During my first year in college, I was silent. I never skipped class and read every page assigned to me, but I didn't speak, even though I was in a program called the Great Conversation. I was too afraid of saying something wrong. This period of silence neatly coincided with three years of starving — a task that focused all my energies on physical hunger in order to ignore intellectual (and sexual) desires that frightened me.
I declared a religion major as a sophomore and took a class from Barbara, a young theologian. Although I'd grown up in the Protestant church and was the child of a pastor, I didn't have a clue what feminist theology was about, but the class fit with my schedule, and I'm so glad it did. My mind was split open by a range of new thinkers and writers and by the quality of Barbara's questions. I finally had something to say and the energy to say it. I started talking, and then I couldn't stop. I started eating, and I felt better. I was a frequent visitor during Barbara's office hours, a rocket of words. She listened, calmly responded, her peaceful exterior a perfect counterpoint to my manic ramblings, and helped me organize my erratic thoughts.

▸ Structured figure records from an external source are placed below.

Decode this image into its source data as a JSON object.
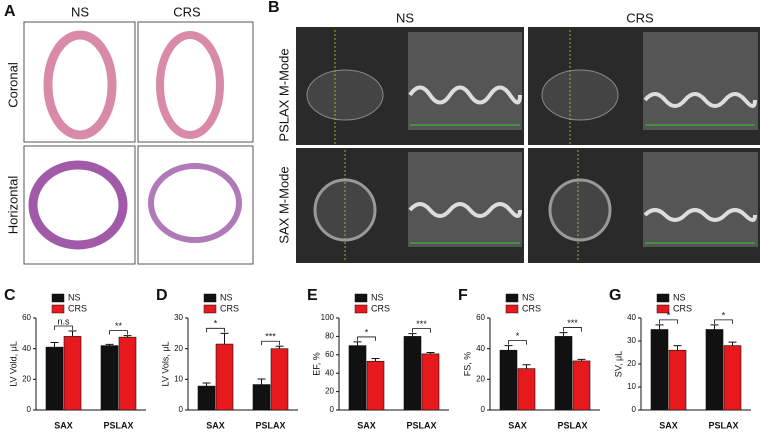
{
  "panels": {
    "a": {
      "label": "A",
      "columns": [
        "NS",
        "CRS"
      ],
      "rows": [
        "Coronal",
        "Horizontal"
      ]
    },
    "b": {
      "label": "B",
      "columns": [
        "NS",
        "CRS"
      ],
      "rows": [
        "PSLAX M-Mode",
        "SAX M-Mode"
      ]
    }
  },
  "chart_data": [
    {
      "type": "bar",
      "label": "C",
      "ylabel": "LV Vold, μL",
      "categories": [
        "SAX",
        "PSLAX"
      ],
      "series": [
        {
          "name": "NS",
          "color": "#111111",
          "values": [
            41,
            42
          ],
          "errors": [
            3,
            0.8
          ]
        },
        {
          "name": "CRS",
          "color": "#e8191c",
          "values": [
            48,
            47.5
          ],
          "errors": [
            3.5,
            1
          ]
        }
      ],
      "annotations": [
        "n.s",
        "**"
      ],
      "ylim": [
        0,
        60
      ],
      "yticks": [
        0,
        20,
        40,
        60
      ]
    },
    {
      "type": "bar",
      "label": "D",
      "ylabel": "LV Vols, μL",
      "categories": [
        "SAX",
        "PSLAX"
      ],
      "series": [
        {
          "name": "NS",
          "color": "#111111",
          "values": [
            7.8,
            8.3
          ],
          "errors": [
            1,
            1.8
          ]
        },
        {
          "name": "CRS",
          "color": "#e8191c",
          "values": [
            21.5,
            20
          ],
          "errors": [
            3.5,
            0.8
          ]
        }
      ],
      "annotations": [
        "*",
        "***"
      ],
      "ylim": [
        0,
        30
      ],
      "yticks": [
        0,
        10,
        20,
        30
      ]
    },
    {
      "type": "bar",
      "label": "E",
      "ylabel": "EF, %",
      "categories": [
        "SAX",
        "PSLAX"
      ],
      "series": [
        {
          "name": "NS",
          "color": "#111111",
          "values": [
            70,
            80
          ],
          "errors": [
            4,
            3
          ]
        },
        {
          "name": "CRS",
          "color": "#e8191c",
          "values": [
            53,
            61
          ],
          "errors": [
            3,
            1.5
          ]
        }
      ],
      "annotations": [
        "*",
        "***"
      ],
      "ylim": [
        0,
        100
      ],
      "yticks": [
        0,
        20,
        40,
        60,
        80,
        100
      ]
    },
    {
      "type": "bar",
      "label": "F",
      "ylabel": "FS, %",
      "categories": [
        "SAX",
        "PSLAX"
      ],
      "series": [
        {
          "name": "NS",
          "color": "#111111",
          "values": [
            39,
            48
          ],
          "errors": [
            3,
            2.5
          ]
        },
        {
          "name": "CRS",
          "color": "#e8191c",
          "values": [
            27,
            32
          ],
          "errors": [
            2.5,
            1
          ]
        }
      ],
      "annotations": [
        "*",
        "***"
      ],
      "ylim": [
        0,
        60
      ],
      "yticks": [
        0,
        20,
        40,
        60
      ]
    },
    {
      "type": "bar",
      "label": "G",
      "ylabel": "SV, μL",
      "categories": [
        "SAX",
        "PSLAX"
      ],
      "series": [
        {
          "name": "NS",
          "color": "#111111",
          "values": [
            35,
            35
          ],
          "errors": [
            2,
            2
          ]
        },
        {
          "name": "CRS",
          "color": "#e8191c",
          "values": [
            26,
            28
          ],
          "errors": [
            2,
            1.5
          ]
        }
      ],
      "annotations": [
        "*",
        "*"
      ],
      "ylim": [
        0,
        40
      ],
      "yticks": [
        0,
        10,
        20,
        30,
        40
      ]
    }
  ]
}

I loved what she saw in me, which was a range of abilities I had never seen in myself. The discovery of the quality of my interior life was a love affair I have never stopped pursuing, and it never gets old.

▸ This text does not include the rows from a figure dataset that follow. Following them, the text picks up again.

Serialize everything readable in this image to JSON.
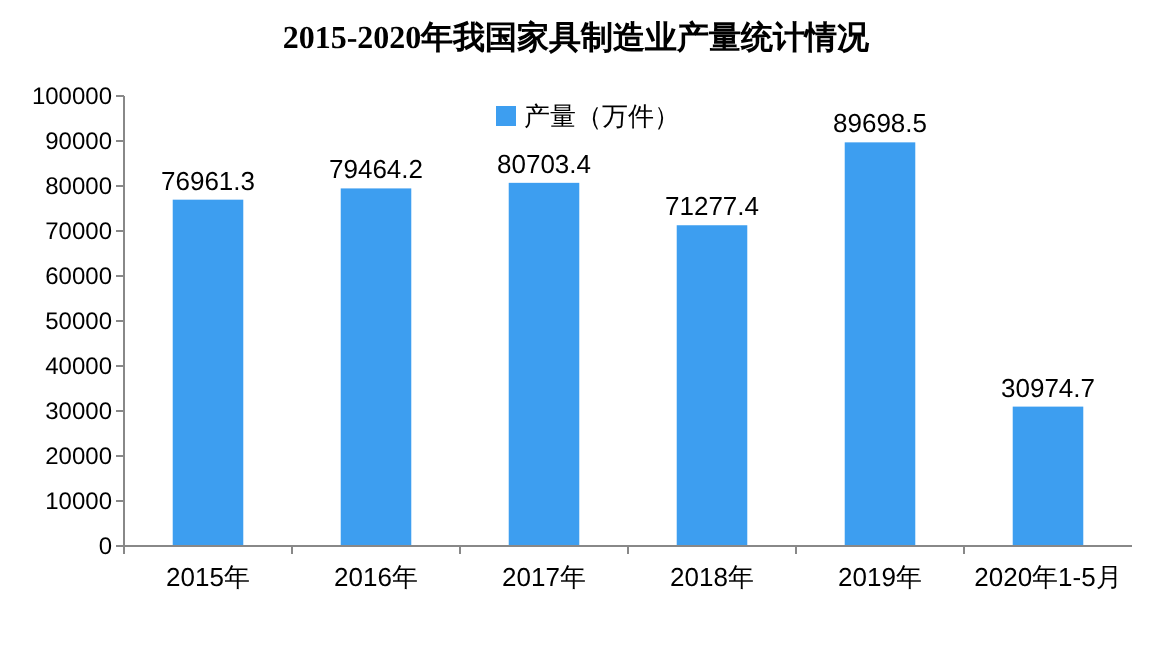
{
  "chart_data": {
    "type": "bar",
    "title": "2015-2020年我国家具制造业产量统计情况",
    "categories": [
      "2015年",
      "2016年",
      "2017年",
      "2018年",
      "2019年",
      "2020年1-5月"
    ],
    "series": [
      {
        "name": "产量（万件）",
        "color": "#3d9ef0",
        "values": [
          76961.3,
          79464.2,
          80703.4,
          71277.4,
          89698.5,
          30974.7
        ]
      }
    ],
    "ylim": [
      0,
      100000
    ],
    "yticks": [
      0,
      10000,
      20000,
      30000,
      40000,
      50000,
      60000,
      70000,
      80000,
      90000,
      100000
    ],
    "grid": false,
    "legend": "top",
    "data_labels": true
  }
}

I spent my junior year in Dublin, and that spring Barbara sent me an email announcing the birth of her daughter, Maggie. I hadn't stopped to think that my favorite professor had a life of her own that was progressing simultaneously to mine, but in a very different way. I quickly typed a note of congratulations and wandered to a nearby coffee shop, feeling strangely weepy. I realized that I loved Barbara for the ways in which she reflected an ideal version of who I wanted to be. But what did I know about her life?

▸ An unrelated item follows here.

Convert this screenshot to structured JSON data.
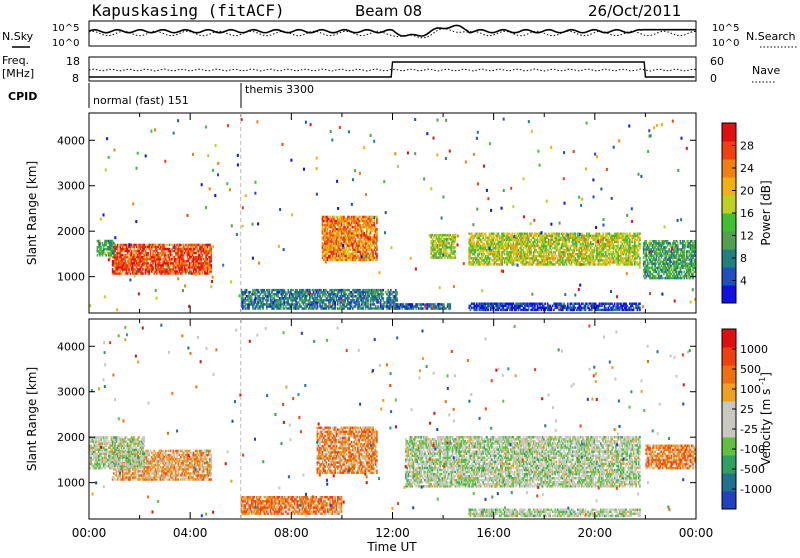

Gradually, I learned more. During my senior year, when Barbara was my thesis adviser, I was Maggie's babysitter. When she cried as her mother left to teach her class, Barbara's voice trembled as she said "I love you" to her little girl. I sang her lullabies, fed her tiny cheese cubes and hot milk. That year, when I was awarded a Fulbright scholarship, I sprinted to Barbara's office in the basement of the school chapel. We whooped loudly, our voices echoing scandalously out of tune with the choir practicing upstairs.
In the years after I completed my program I visited Barbara in Palo Alto when she and her husband took teaching jobs at Stanford. I watched Maggie fall in love with sharks and Disney and, later, Dance Dance Revolution. I met the pet bunny and the black Labrador. Barbara had a boy, and one afternoon when he was about six years old Barbara and I watched him shoot baskets at his school, blond hair falling in his eyes. Our relationship gradually deepened, but I was always conscious of a teacher-student dynamic. We were both a bit guarded, a rarity for me, but I wanted to impress her.
This changed fundamentally when I became a parent.
When I began writing about my son and my grief experience in a very public blog format, beavering away on essays long into the night, Barbara responded to each one. Her husband was worried, she wrote, that reading my posts and peering so deeply into another's despair would upset her. "How does one negotiate the relationship between that which we know and that which we choose to tell?" she wondered. But, she went on, "reading for me is just sitting and listening and silently just being there."When I had my son in March 2010, Barbara was one of the first to congratulate me. When my child was diagnosed with Tay-Sachs disease nine months later, a rare and always terminal illness with no treatment and no cure, she wrote me a letter — handwritten, on a white legal pad. For the next two and a half years, Barbara wrote me regular, sometimes weekly, letters, remarkable letters that are revealing, loving, and kind. Honest. Full of rage and searching.